Я поблагодарил ее, но отказался. И напрасно: на Второй Брестской улице, где жила моя тетушка Мария Герасимовна, никто не отозвался на мой робкий звонок, а позвонить еще раз я не посмел. Стало быть, придется искать какую-то Остоженку — там мои дядюшки. Однако время позднее, шел третий час ночи. Тогда я забился в уголок трамвая, который, к моему счастью, оказался дежурным (были в то время такие), и решил ездить до рассвета. Ни вагоновожатая, ни редкие случайные пассажиры не обращали никакого внимания на провинциального паренька с желтым фанерным баулом и связанным ремнями пальтишком.

Я достал из куртки мамино письмо, адресованное тете Марии, и от нечего делать принялся читать при тусклом свете единственной лампочки.
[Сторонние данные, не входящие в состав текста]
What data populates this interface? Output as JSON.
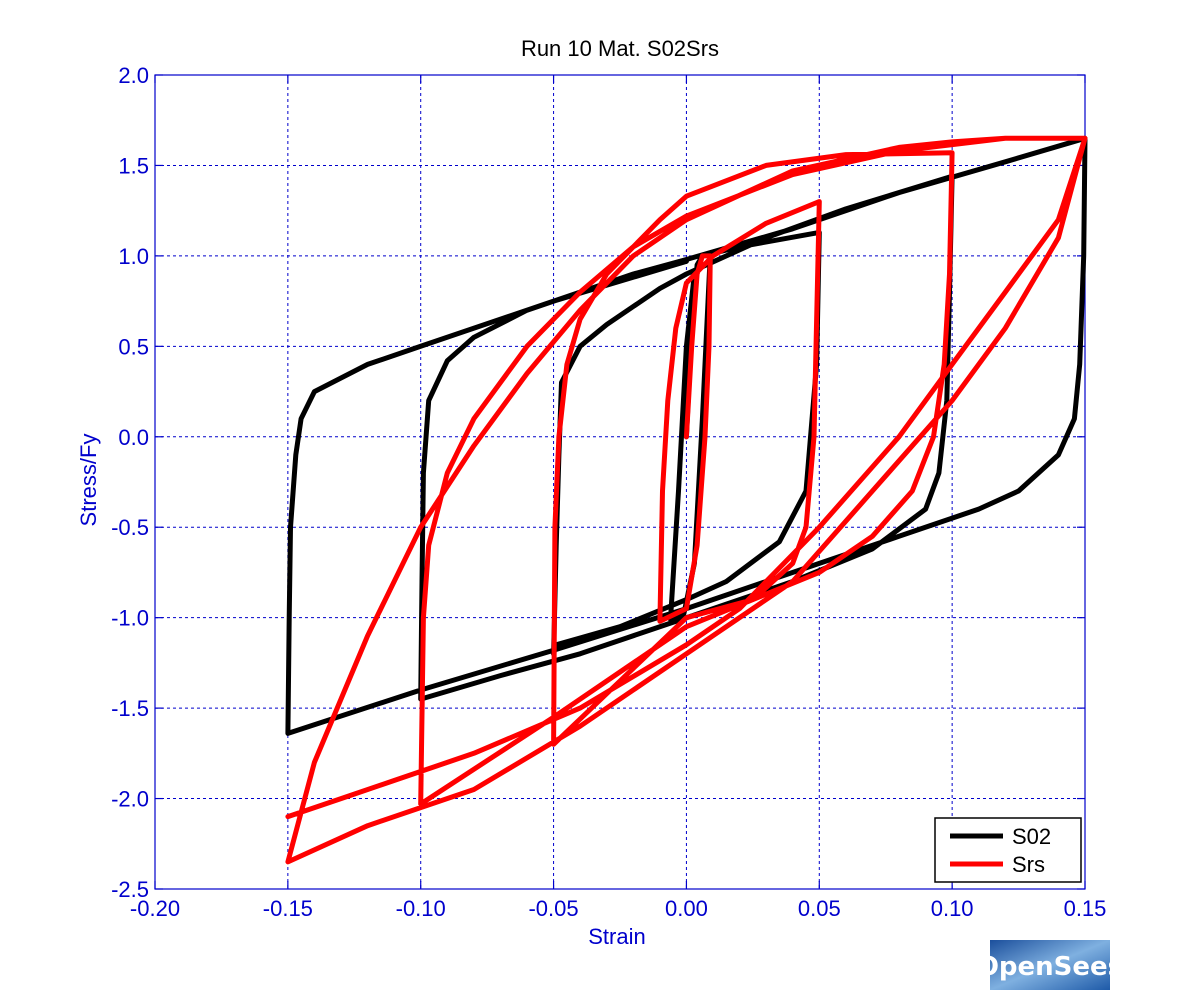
{
  "chart_data": {
    "type": "line",
    "title": "Run 10    Mat. S02Srs",
    "xlabel": "Strain",
    "ylabel": "Stress/Fy",
    "xlim": [
      -0.2,
      0.15
    ],
    "ylim": [
      -2.5,
      2.0
    ],
    "xticks": [
      -0.2,
      -0.15,
      -0.1,
      -0.05,
      0.0,
      0.05,
      0.1,
      0.15
    ],
    "xtick_labels": [
      "-0.20",
      "-0.15",
      "-0.10",
      "-0.05",
      "0.00",
      "0.05",
      "0.10",
      "0.15"
    ],
    "yticks": [
      -2.5,
      -2.0,
      -1.5,
      -1.0,
      -0.5,
      0.0,
      0.5,
      1.0,
      1.5,
      2.0
    ],
    "ytick_labels": [
      "-2.5",
      "-2.0",
      "-1.5",
      "-1.0",
      "-0.5",
      "0.0",
      "0.5",
      "1.0",
      "1.5",
      "2.0"
    ],
    "grid": true,
    "legend_position": "bottom-right",
    "series": [
      {
        "name": "S02",
        "color": "#000000",
        "points": [
          [
            0,
            0
          ],
          [
            0.002,
            0.6
          ],
          [
            0.004,
            0.95
          ],
          [
            0.006,
            1.0
          ],
          [
            0.009,
            1.01
          ],
          [
            0.006,
            0.1
          ],
          [
            0.003,
            -0.7
          ],
          [
            -0.001,
            -0.98
          ],
          [
            -0.004,
            -1.0
          ],
          [
            -0.006,
            -1.01
          ],
          [
            -0.003,
            -0.3
          ],
          [
            0.0,
            0.5
          ],
          [
            0.003,
            0.9
          ],
          [
            0.006,
            1.0
          ],
          [
            0.02,
            1.05
          ],
          [
            0.05,
            1.13
          ],
          [
            0.049,
            0.4
          ],
          [
            0.045,
            -0.3
          ],
          [
            0.035,
            -0.58
          ],
          [
            0.015,
            -0.8
          ],
          [
            0.0,
            -0.9
          ],
          [
            -0.025,
            -1.05
          ],
          [
            -0.049,
            -1.15
          ],
          [
            -0.05,
            -1.2
          ],
          [
            -0.049,
            -0.6
          ],
          [
            -0.048,
            -0.1
          ],
          [
            -0.047,
            0.3
          ],
          [
            -0.04,
            0.5
          ],
          [
            -0.03,
            0.62
          ],
          [
            -0.01,
            0.82
          ],
          [
            0.0,
            0.9
          ],
          [
            0.03,
            1.1
          ],
          [
            0.06,
            1.26
          ],
          [
            0.1,
            1.44
          ],
          [
            0.099,
            0.8
          ],
          [
            0.098,
            0.2
          ],
          [
            0.095,
            -0.2
          ],
          [
            0.09,
            -0.4
          ],
          [
            0.07,
            -0.62
          ],
          [
            0.04,
            -0.8
          ],
          [
            0.0,
            -1.0
          ],
          [
            -0.04,
            -1.2
          ],
          [
            -0.07,
            -1.32
          ],
          [
            -0.1,
            -1.45
          ],
          [
            -0.0995,
            -0.8
          ],
          [
            -0.099,
            -0.2
          ],
          [
            -0.097,
            0.2
          ],
          [
            -0.09,
            0.42
          ],
          [
            -0.08,
            0.55
          ],
          [
            -0.06,
            0.7
          ],
          [
            -0.04,
            0.8
          ],
          [
            -0.02,
            0.9
          ],
          [
            0.0,
            0.98
          ],
          [
            0.04,
            1.15
          ],
          [
            0.08,
            1.35
          ],
          [
            0.12,
            1.52
          ],
          [
            0.15,
            1.65
          ],
          [
            0.1495,
            1.0
          ],
          [
            0.148,
            0.4
          ],
          [
            0.146,
            0.1
          ],
          [
            0.14,
            -0.1
          ],
          [
            0.125,
            -0.3
          ],
          [
            0.11,
            -0.4
          ],
          [
            0.08,
            -0.55
          ],
          [
            0.05,
            -0.7
          ],
          [
            0.02,
            -0.85
          ],
          [
            0.0,
            -0.95
          ],
          [
            -0.05,
            -1.18
          ],
          [
            -0.1,
            -1.4
          ],
          [
            -0.15,
            -1.64
          ],
          [
            -0.1495,
            -1.0
          ],
          [
            -0.149,
            -0.5
          ],
          [
            -0.147,
            -0.1
          ],
          [
            -0.145,
            0.1
          ],
          [
            -0.14,
            0.25
          ],
          [
            -0.12,
            0.4
          ],
          [
            -0.1,
            0.5
          ],
          [
            -0.05,
            0.75
          ],
          [
            0.0,
            0.97
          ]
        ]
      },
      {
        "name": "Srs",
        "color": "#ff0000",
        "points": [
          [
            0,
            0
          ],
          [
            0.002,
            0.5
          ],
          [
            0.004,
            0.9
          ],
          [
            0.006,
            1.0
          ],
          [
            0.009,
            1.0
          ],
          [
            0.0085,
            0.5
          ],
          [
            0.007,
            0.0
          ],
          [
            0.004,
            -0.6
          ],
          [
            0.0,
            -0.95
          ],
          [
            -0.01,
            -1.02
          ],
          [
            -0.009,
            -0.3
          ],
          [
            -0.007,
            0.2
          ],
          [
            -0.004,
            0.6
          ],
          [
            0.0,
            0.85
          ],
          [
            0.01,
            1.0
          ],
          [
            0.03,
            1.18
          ],
          [
            0.05,
            1.3
          ],
          [
            0.048,
            0.0
          ],
          [
            0.045,
            -0.5
          ],
          [
            0.04,
            -0.7
          ],
          [
            0.025,
            -0.9
          ],
          [
            0.0,
            -1.0
          ],
          [
            -0.025,
            -1.35
          ],
          [
            -0.05,
            -1.7
          ],
          [
            -0.0495,
            -0.5
          ],
          [
            -0.048,
            0.0
          ],
          [
            -0.045,
            0.4
          ],
          [
            -0.04,
            0.65
          ],
          [
            -0.03,
            0.9
          ],
          [
            -0.01,
            1.2
          ],
          [
            0.0,
            1.33
          ],
          [
            0.03,
            1.5
          ],
          [
            0.06,
            1.56
          ],
          [
            0.1,
            1.57
          ],
          [
            0.099,
            0.9
          ],
          [
            0.097,
            0.4
          ],
          [
            0.093,
            0.0
          ],
          [
            0.085,
            -0.3
          ],
          [
            0.07,
            -0.55
          ],
          [
            0.05,
            -0.75
          ],
          [
            0.0,
            -1.05
          ],
          [
            -0.05,
            -1.55
          ],
          [
            -0.1,
            -2.03
          ],
          [
            -0.099,
            -1.0
          ],
          [
            -0.097,
            -0.6
          ],
          [
            -0.09,
            -0.2
          ],
          [
            -0.08,
            0.1
          ],
          [
            -0.06,
            0.5
          ],
          [
            -0.04,
            0.8
          ],
          [
            -0.02,
            1.05
          ],
          [
            0.0,
            1.22
          ],
          [
            0.04,
            1.45
          ],
          [
            0.08,
            1.58
          ],
          [
            0.12,
            1.65
          ],
          [
            0.15,
            1.65
          ],
          [
            0.14,
            1.1
          ],
          [
            0.12,
            0.6
          ],
          [
            0.1,
            0.2
          ],
          [
            0.07,
            -0.3
          ],
          [
            0.04,
            -0.8
          ],
          [
            0.0,
            -1.2
          ],
          [
            -0.04,
            -1.6
          ],
          [
            -0.08,
            -1.95
          ],
          [
            -0.12,
            -2.15
          ],
          [
            -0.15,
            -2.35
          ],
          [
            -0.14,
            -1.8
          ],
          [
            -0.12,
            -1.1
          ],
          [
            -0.1,
            -0.5
          ],
          [
            -0.08,
            -0.05
          ],
          [
            -0.06,
            0.35
          ],
          [
            -0.04,
            0.7
          ],
          [
            -0.02,
            1.0
          ],
          [
            0.0,
            1.2
          ],
          [
            0.04,
            1.47
          ],
          [
            0.08,
            1.6
          ],
          [
            0.1,
            1.63
          ],
          [
            0.12,
            1.65
          ],
          [
            0.15,
            1.65
          ],
          [
            0.14,
            1.2
          ],
          [
            0.12,
            0.8
          ],
          [
            0.1,
            0.4
          ],
          [
            0.08,
            0.0
          ],
          [
            0.05,
            -0.5
          ],
          [
            0.02,
            -0.95
          ],
          [
            0.0,
            -1.15
          ],
          [
            -0.04,
            -1.5
          ],
          [
            -0.08,
            -1.75
          ],
          [
            -0.11,
            -1.9
          ],
          [
            -0.13,
            -2.0
          ],
          [
            -0.15,
            -2.1
          ]
        ]
      }
    ],
    "watermark": "OpenSees"
  },
  "colors": {
    "axis": "#0000cc",
    "grid": "#0000cc",
    "background": "#ffffff"
  }
}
Это было очень подробное письмо о нашем житье-бытье за много лет. Мама не жаловалась на свою судьбу, не унижала себя разными просьбами, она сдержанно и с достоинством перечисляла лишь главные неудачи, которые довелось ей пережить после гибели Сергея Герасимовича, как называла она моего отца в разговорах со знакомыми людьми…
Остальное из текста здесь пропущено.